The mortifying ordeal of being known, or, querying

A blue pencil sketch of a woman. Her hair is in an Edwardian / 1900s Gibson Girl style bun. She props her face up with a fist against her cheek, the other hand sunk into her hair at the roots. She wears a corset cover, or vest, and looks sadly, resignedly, at the viewer.

As of last month I am officially a querying author. It is a strange place to be. Liminal. Neither one thing, a person whose writing is their’s alone, nor any other, a person whose writing is shared.

On the build up to querying I spent a lot of time researching things, drafting query letters, trying to work out how to reduce a 155,000-ish word novel into a summary of no more than a single side of A4. It was tough, like homework with stakes, and I disliked it as a process. It felt like the worst aspects of job applications, but with so much more importance. I spent a lot of time, over those same few weeks, coming to terms with things.

Things like,

  1. the likelihood (high) that I would not get an agent.
  2. the likelihood (higher) that if I did they would want me to change so much about my book I would hardly recognise it.
  3. the likelihood (highest) that I wouldn’t just ‘not get an agent’ but that the rigmarole of it all would crush me.

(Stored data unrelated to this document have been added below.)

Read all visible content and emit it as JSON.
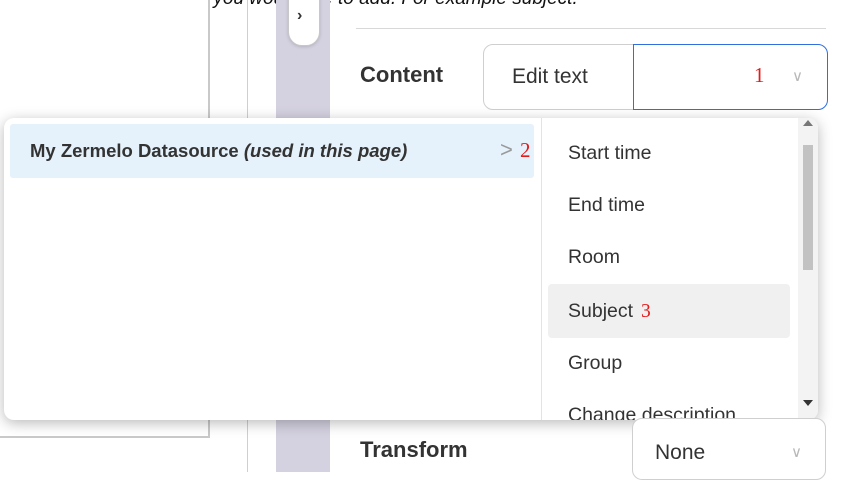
{
  "instruction": {
    "text": "datasource, and the field you would like to add. For example subject."
  },
  "sidebar_toggle": {
    "glyph": "›",
    "icon": "chevron-right-icon"
  },
  "content_row": {
    "label": "Content",
    "mode_value": "Edit text",
    "field_value": "",
    "annotation": "1",
    "chevron": "∨"
  },
  "datasource_menu": {
    "datasource_name": "My Zermelo Datasource",
    "datasource_note": "(used in this page)",
    "arrow": ">",
    "annotation": "2"
  },
  "field_menu": {
    "items": [
      {
        "label": "Start time",
        "annotation": ""
      },
      {
        "label": "End time",
        "annotation": ""
      },
      {
        "label": "Room",
        "annotation": ""
      },
      {
        "label": "Subject",
        "annotation": "3"
      },
      {
        "label": "Group",
        "annotation": ""
      },
      {
        "label": "Change description",
        "annotation": ""
      }
    ],
    "highlighted_index": 3
  },
  "transform_row": {
    "label": "Transform",
    "value": "None",
    "chevron": "∨"
  },
  "colors": {
    "annotation_red": "#e41b1b",
    "focus_blue": "#2f6fe0",
    "selected_row_bg": "#e5f1fb",
    "rail": "#d4d1e0"
  }
}
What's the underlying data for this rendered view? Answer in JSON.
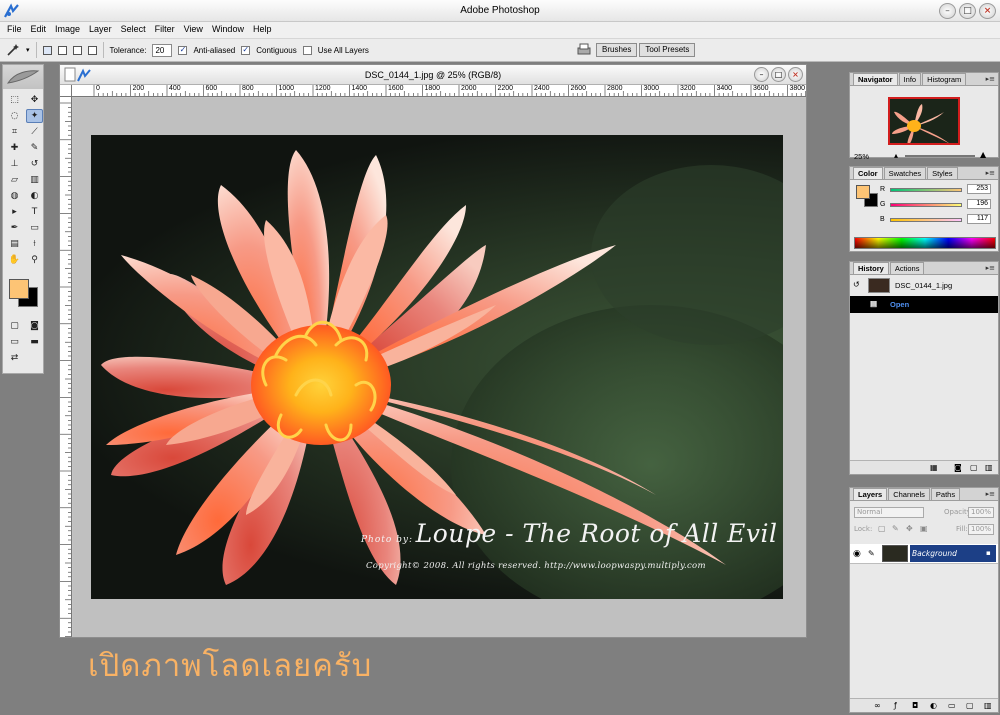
{
  "app": {
    "title": "Adobe Photoshop"
  },
  "menu": [
    "File",
    "Edit",
    "Image",
    "Layer",
    "Select",
    "Filter",
    "View",
    "Window",
    "Help"
  ],
  "options": {
    "tolerance_label": "Tolerance:",
    "tolerance_value": "20",
    "anti_aliased": "Anti-aliased",
    "contiguous": "Contiguous",
    "use_all_layers": "Use All Layers"
  },
  "palette_well": [
    "Brushes",
    "Tool Presets"
  ],
  "document": {
    "title": "DSC_0144_1.jpg @ 25% (RGB/8)",
    "ruler_labels": [
      "0",
      "200",
      "400",
      "600",
      "800",
      "1000",
      "1200",
      "1400",
      "1600",
      "1800",
      "2000",
      "2200",
      "2400",
      "2600",
      "2800",
      "3000",
      "3200",
      "3400",
      "3600",
      "3800"
    ]
  },
  "watermark": {
    "prefix": "Photo by:",
    "main": "Loupe - The Root of All Evil",
    "copyright": "Copyright© 2008. All rights reserved. http://www.loopwaspy.multiply.com"
  },
  "caption": "เปิดภาพโลดเลยครับ",
  "navigator": {
    "tabs": [
      "Navigator",
      "Info",
      "Histogram"
    ],
    "zoom": "25%"
  },
  "color_panel": {
    "tabs": [
      "Color",
      "Swatches",
      "Styles"
    ],
    "channels": [
      {
        "label": "R",
        "value": "253"
      },
      {
        "label": "G",
        "value": "196"
      },
      {
        "label": "B",
        "value": "117"
      }
    ],
    "foreground": "#fdc475",
    "background": "#000000"
  },
  "history": {
    "tabs": [
      "History",
      "Actions"
    ],
    "snapshot": "DSC_0144_1.jpg",
    "state": "Open"
  },
  "layers": {
    "tabs": [
      "Layers",
      "Channels",
      "Paths"
    ],
    "blend_mode": "Normal",
    "opacity_label": "Opacity:",
    "opacity": "100%",
    "lock_label": "Lock:",
    "fill_label": "Fill:",
    "fill": "100%",
    "layer_name": "Background"
  }
}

I came to a few conclusions on those. I have decided, ultimately, that this might not be the novel that gets me an agent. It might not, despite being the first I have written, be the book I publish first. It’s long, and expansive. It is a thoughtfully plotted, consciously populated, conventionally unconventional high fantasy novel, and it is not, perhaps, the kind of book one debuts with. Not because it isn’t good, I, personally, think it’s pretty excellent. But because to debut with such a novel is not the oft done thing. This may not be the novel I debut with, but for right now, on account of it being the only one I have, it is the novel I am querying.

There’s a lot of advice out there on writing, and on querying, and as someone who has had, again in my personal opinion, moderate success with the first, and no success (as yet) with the latter, I wanted to add my inexpert opinion to the mix. Writing can be learned, of course it can, almost anything can be learned, but writing is a hard thing to teach. No one can hand you the skills you need to be an excellent author, they can tell you them, show you them, explain why something is effective, or how various techniques work, but they can’t apply them for you. Even the world’s best teacher can’t make you a good writer, because ultimately, what you write is yours. Your mind, your ideas, your soul poured out onto a page.

I think querying is much the same. There is material out there, things that streamline the process, that make it easier. There are templates, and how-tos, coaching sessions, and advice given freely on TikTok. Some of it, most of it, is contradictory. Put your bio-note first; put it last; put your comps in the first or second paragraph; don’t worry if you can’t find an accurate comp, none is better; no comps is a death-kiss, no one will read your query; that word count is genre appropriate; and also too high; and also within the realm of possibility; and also the reason you can’t find an agent; your language is to sales-man-y; you’re not selling yourself; you’re doing it right; you’re doing it wrong. It is never ending. It seems to me that querying is another thing that is incredibly difficult to teach. How do you teach someone to believe in themselves?

And so here it is, my advice, my inexpert opinion : Belt up. It’s hard. It will be hard. You’ve done harder things. You wrote a book, for one. And you wake up, everyday. You open your eyes, your mind fires neurons, your body converts oxygen into carbon dioxide. You do harder things without thinking, metabolic, amazing, unconscious things, than writing a bloody letter and hoping for the best. It will be what it is, all you can do, all you are able to do, is put yourself out there. Try as hard as you can, because you should in everything you do, and then wait. If it isn’t now, that doesn’t mean it won’t be ever. Wake up, fire your neurons, breathe your air, write the next thing.